Differential Equations are the language in which the laws of nature are expressed. Understanding properties of solutions of differential equations is fundamental to much of contemporary science and engineering. Ordinary differential equations (ODE's) deal with functions of one variable, which can often be thought of as time.
This course introduces students to iterative decoding algorithms and the codes to which they are applied, including Turbo Codes, Low-Density Parity-Check Codes, and Serially-Concatenated Codes. The course will begin with an introduction to the fundamental problems of Coding Theory and their mathematical formulations. This will be followed by a study of Belief Propagation--the probabilistic heuristic which underlies iterative decoding algorithms. Belief Propagation will then be applied to the decoding of Turbo, LDPC, and Serially-Concatenated codes. The technical portion of the course will conclude with a study of tools for explaining and predicting the behavior of iterative decoding algorithms, including EXIT charts and Density Evolution.
This course continues the content covered in 18.100 Analysis I. Roughly half of the subject is devoted to the theory of the Lebesgue integral with applications to probability, and the other half to Fourier series and Fourier integrals.
This is an advanced undergraduate course dealing with calculus in one complex variable with geometric emphasis. Since the course Analysis I (18.100B) is a prerequisite, topological notions like compactness, connectedness, and related properties of continuous functions are taken for granted.
This course offers biweekly problem sets with solutions, two term tests and a final exam, all with solutions.

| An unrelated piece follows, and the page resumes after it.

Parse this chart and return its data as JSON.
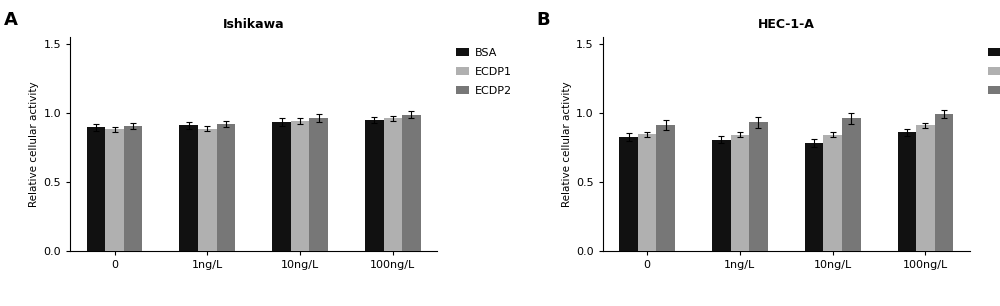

This is a undergraduate course. It will cover normed spaces, completeness, functionals, Hahn-Banach theorem, duality, operators; Lebesgue measure, measurable functions, integrability, completeness of L-p spaces; Hilbert space; compact, Hilbert-Schmidt and trace class operators; as well as spectral theorem.
This course introduces the basic computational methods used to understand the cell on a molecular level. It covers subjects such as the sequence alignment algorithms: dynamic programming, hashing, suffix trees, and Gibbs sampling. Furthermore, it focuses on computational approaches to: genetic and physical mapping; genome sequencing, assembly, and annotation; RNA expression and secondary structure; protein structure and folding; and molecular interactions and dynamics.
Trusted paper writing service WriteMyPaper.Today will write the papers of any difficulty.